Schaltungsaufbau nach dieser beschreibung durchgefüht und getestet.... 
Funktion: Einwandfrei!


----------



## blubber (23. November 2003)

Meine Ausführung war keine Theorie. Ich könnte dir jetzt auch genügend Bücher an den Kopf knallen die sich mit Basiswissen beschäftigen, könnte nicht schaden. Fakt ist, dass du einen TTL Ausgang nicht mit so viel Strom belasten kannst, dass es für eine LED reicht. Davon mal abgesehen ist es ebenfalls absoluter Quatsch, dass eine LED bei 1,8 bis 2,3 Volt zerstört wird. Ich weis nicht, ob du das auch aus dem tollen Buch hast, aber eine Standard LED hat eine Betriebsspannung von rund 2 Volt.

bye


----------



## chibisuke (23. November 2003)

Nun danke mit ücher rund um die grundlagen von Digitaltechnik bin ich versorgt, lern das seit über 2 jahren in der schule, und ich glaube das reicht schon aus...

aber eine LED im schnitt braucht je nach modell 15mA oder sogar noch darunter... es gibt welche die schon ab 5mA funktionieren...
TTL schaft das, und das hab ich irgendwann in meinem ersten jahr digitaltechnik ausprobiert, (schulaufgaben)... Fakt ist, das die LEDs sehr schön leuchten...
ich weiß zwar den wert für den strom nicht mehr auswendig, aber ich glaub irgendwas von 30mA in erinnerung zu haben...nur da bin ich mir net ganz sicher...

und was die durchbruchspannung einer LED betrifft, das differiert von LED zu LED... es gibt auch welche die 3-4V halten können... aber je nach modell beginnt hier der kristalldurchbruch.....und zufällig.. 1.8V ist die niederste spannung bei der wir um labor bei uns eine LED geschossen haben....
Am besten du spaarst dir weitere argumente, ich weiß was ich in der schule gelernt hab und immer noch lerne, und all das wurde in zahlreichen versuchen bei uns im Labor praktisch durchgeführt... also ist entweder deine theorie oder meine praxis falsch... aber die erfahrung zeigt das meist die praxis recht hatt...

Und wenn dus nicht glaubst is es dein problem, probiers praktisch aus und dann kannst weiter reden... fakt ist das es funktioniert! also entweder ist die theorie falsch, oder die praxis... aber das praxis falsch ist ist irgendwie nahezu unmöglich...

Fakt ist auch das 28 Schüler dies zuhause an ihrem heimPC ausprobiert haben, alle mit dem selben ergebnis, es funktioniert... alle sind immer noch fähig das paralellport zum drucken zu benutzen... so... nun sag mir wie geht das wenn nach deinem reden das paralellport das nicht aushält?
Wie ist es möglich das alles einwandfrei arbeitet so wie es soll, wenn TTL den strom für eine LED nicht liefern kann?
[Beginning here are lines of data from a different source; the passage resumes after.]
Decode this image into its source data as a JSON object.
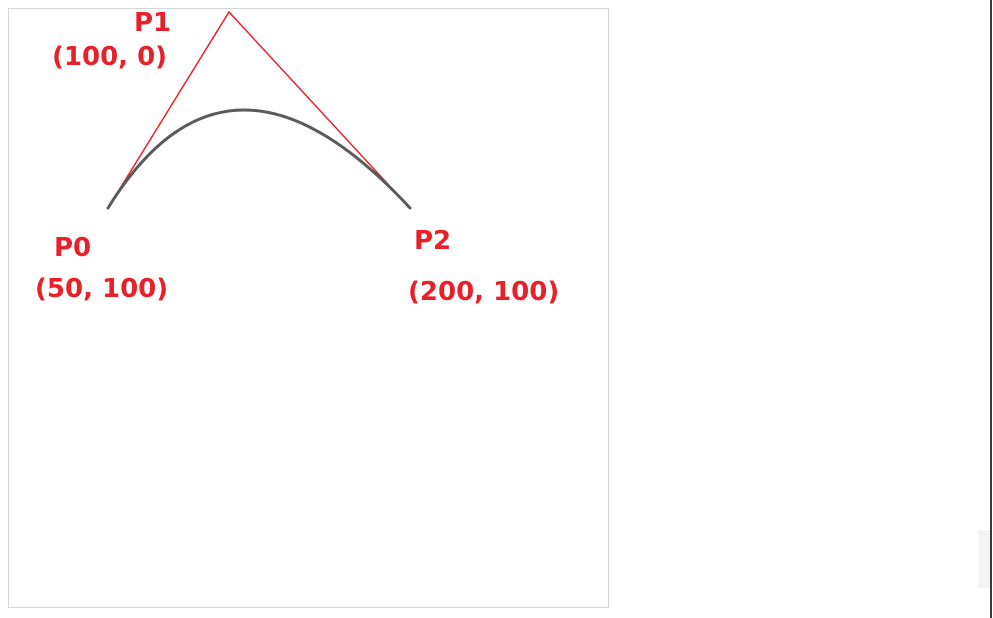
{
  "colors": {
    "control_lines": "#e8202a",
    "curve": "#555555",
    "labels": "#e8202a",
    "frame_border": "#d4d4d4"
  },
  "points": [
    {
      "name": "P0",
      "coord": "(50, 100)"
    },
    {
      "name": "P1",
      "coord": "(100, 0)"
    },
    {
      "name": "P2",
      "coord": "(200, 100)"
    }
  ]
}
Ja wir haben im Labor untericht sogar schon mit Decodern gearbeitet nach TTL standart und daraus LEDs gespeist... geht nach deinem reden net,,, 
also wenn es nach deiner theorie ginge, dann müssten bereits mehrere hundert bauelemente die immer noch funktionieren deffekt sein... ich glaub das solltest du mal erklären wie das möglich is....

Davon abgesehen werden in vielen geräten optokoppler eingesetzt um die ausgänge zu trennen, ein optokoppler braucht in etwa den selben strom wie eine LED... nun wie kommt es dann das nicht diverse drucker sämptliche LPT ports schon kaputt gemacht haben? na?

Außerdem, schonmal genau bei hardware zubehöhr für fehlersuche am LPT port geguckt? da gibts so nette zwischenstecker mit LEDs die den zustand des ausgangs anzeigen.. diese teile funktionieren aber OHNE zusätzliche stromversorgung, und die LEDs sind ganz deutlich leuchtend zu erkennen... auch etwas das nach deinem reden unmöglich is.. na?


----------



## blubber (24. November 2003)

Och Bub,

deine Rechtschreibung ist grauenhaft und Du wiederholst Dich ungefähr zwanzig mal. Davon mal abgesehen werd ich jetzt noch genau einmal probieren es so zu erklären, dass auch Du es mit einfachem Schulwissen verstehen solltest. Wenn Du's nicht verstehst, einfach nochmal durchlesen, oder sein lassen, ist mir relativ egal.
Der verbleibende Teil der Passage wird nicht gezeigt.